NASA is looking for improvement in aeropropulsive power density and efficiency in support of its Strategic Thrust in the area of Ultra-Efficient Subsonic Transports, focusing on small core turbofan engines for next-generation and future large commercial transport aircraft. The trend in the design of modern gas turbine engines is for ever-increasing cycle efficiency and reduced specific fuel consumption. To achieve these engine cycle efficiency goals, the low and high-pressure compressors (HPC) are pushed to ever-increasing levels of pressure ratio. Increasing levels of compressor pressure ratio results in higher rotor tip relative Mach number in the HPC front stages, and consequently steeper performance characteristic maps. The compressors with steep characteristics typically require variable geometry inlet guide vanes as well as variable stators in the first few stages to provides the desired performance and stability in an engine system. The design and development time of a modern high-pressure compressor with variable geometry can take years of design-build-test iterations. Determining the optimal combination of vane angle resets that will provide the desired compressor performance in an engine system environment is a time-consuming and expensive part of the development of high-pressure compressors. The proposed technology will include the AI-based multistage axial compressor performance prediction model, which can be easily incorporated in the system analysis tool and reliably predict the performance with high accuracy across the entire operating range of compressor even with multiple variable guide vanes and the capability to restore the compressor geometry based on the limited number of parameters, dramatically reducing the duration of the development of the compressor and the entire engine thus helping to approach true optimal engine performance and reduce the chances of additional expensive design iterations in real-life projects.

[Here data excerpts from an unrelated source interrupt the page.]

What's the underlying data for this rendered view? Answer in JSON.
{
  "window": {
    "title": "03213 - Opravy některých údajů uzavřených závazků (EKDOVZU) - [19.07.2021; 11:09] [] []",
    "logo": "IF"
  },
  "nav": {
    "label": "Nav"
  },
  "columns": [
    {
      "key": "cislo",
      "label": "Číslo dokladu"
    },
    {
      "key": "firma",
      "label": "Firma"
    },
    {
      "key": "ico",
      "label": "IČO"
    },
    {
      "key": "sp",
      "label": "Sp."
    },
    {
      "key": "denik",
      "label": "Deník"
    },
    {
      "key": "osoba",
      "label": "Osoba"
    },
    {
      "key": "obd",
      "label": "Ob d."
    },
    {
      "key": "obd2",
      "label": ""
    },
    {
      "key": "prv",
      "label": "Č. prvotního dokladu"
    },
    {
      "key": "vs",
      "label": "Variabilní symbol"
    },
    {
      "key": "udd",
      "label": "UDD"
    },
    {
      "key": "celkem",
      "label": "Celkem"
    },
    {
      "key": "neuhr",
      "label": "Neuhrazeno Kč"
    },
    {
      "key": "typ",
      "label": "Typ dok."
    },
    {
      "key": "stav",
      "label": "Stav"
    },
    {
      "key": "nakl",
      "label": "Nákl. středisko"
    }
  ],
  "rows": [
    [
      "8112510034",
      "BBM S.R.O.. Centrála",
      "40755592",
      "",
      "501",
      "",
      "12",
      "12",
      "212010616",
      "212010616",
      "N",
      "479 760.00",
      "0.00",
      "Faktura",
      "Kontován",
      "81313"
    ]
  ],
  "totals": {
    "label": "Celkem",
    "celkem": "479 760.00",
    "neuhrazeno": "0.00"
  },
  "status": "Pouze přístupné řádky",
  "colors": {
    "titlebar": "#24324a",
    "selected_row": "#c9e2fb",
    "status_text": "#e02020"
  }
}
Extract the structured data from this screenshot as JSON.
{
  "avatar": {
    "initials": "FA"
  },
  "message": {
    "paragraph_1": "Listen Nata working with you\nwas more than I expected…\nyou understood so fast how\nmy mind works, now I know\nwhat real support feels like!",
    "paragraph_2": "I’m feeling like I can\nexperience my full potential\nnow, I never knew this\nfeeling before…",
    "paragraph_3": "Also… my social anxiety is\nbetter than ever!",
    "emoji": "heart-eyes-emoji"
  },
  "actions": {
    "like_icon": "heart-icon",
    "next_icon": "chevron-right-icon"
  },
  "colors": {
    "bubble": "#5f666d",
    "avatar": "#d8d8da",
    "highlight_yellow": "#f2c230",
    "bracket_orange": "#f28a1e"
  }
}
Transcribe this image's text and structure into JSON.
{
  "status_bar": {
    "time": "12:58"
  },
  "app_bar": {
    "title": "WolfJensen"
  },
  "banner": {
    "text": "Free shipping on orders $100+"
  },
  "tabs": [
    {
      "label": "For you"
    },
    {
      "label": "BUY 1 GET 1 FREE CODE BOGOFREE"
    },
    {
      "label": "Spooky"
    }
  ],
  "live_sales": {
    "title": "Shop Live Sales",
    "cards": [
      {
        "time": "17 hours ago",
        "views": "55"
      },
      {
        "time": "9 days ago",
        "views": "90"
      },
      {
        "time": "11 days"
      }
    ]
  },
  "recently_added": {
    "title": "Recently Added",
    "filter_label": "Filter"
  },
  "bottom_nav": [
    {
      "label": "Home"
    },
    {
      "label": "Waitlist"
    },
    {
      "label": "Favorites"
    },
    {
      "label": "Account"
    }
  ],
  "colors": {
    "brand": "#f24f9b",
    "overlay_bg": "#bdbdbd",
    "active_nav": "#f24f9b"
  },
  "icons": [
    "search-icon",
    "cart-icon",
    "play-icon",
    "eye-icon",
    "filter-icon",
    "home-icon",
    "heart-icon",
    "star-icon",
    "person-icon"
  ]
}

The research is closely aligned with NASA Aeronautics programs in the areas of Compact Gas Turbine and Electrified Aircraft Propulsion and will augment the corresponding Advanced Air Transport Technology Project's Technical Challenges. The use of artificial intelligence (AI) for highly accurate axial compressor performance map generation will help to quickly evaluate the performance of the axial compressor, find the optimal guide vanes angles, and obtain its geometry and eventually improve the performance and power density of the engine.
The AI-based performance prediction model and subsequent compressor geometry restoration is in high demand in the companies designing the airbreathing engines and power generation units, as well as in aerospace manufacturers and defense because of the dramatic reduction of the development time and cost of the airbreathing turbo engines and vehicles.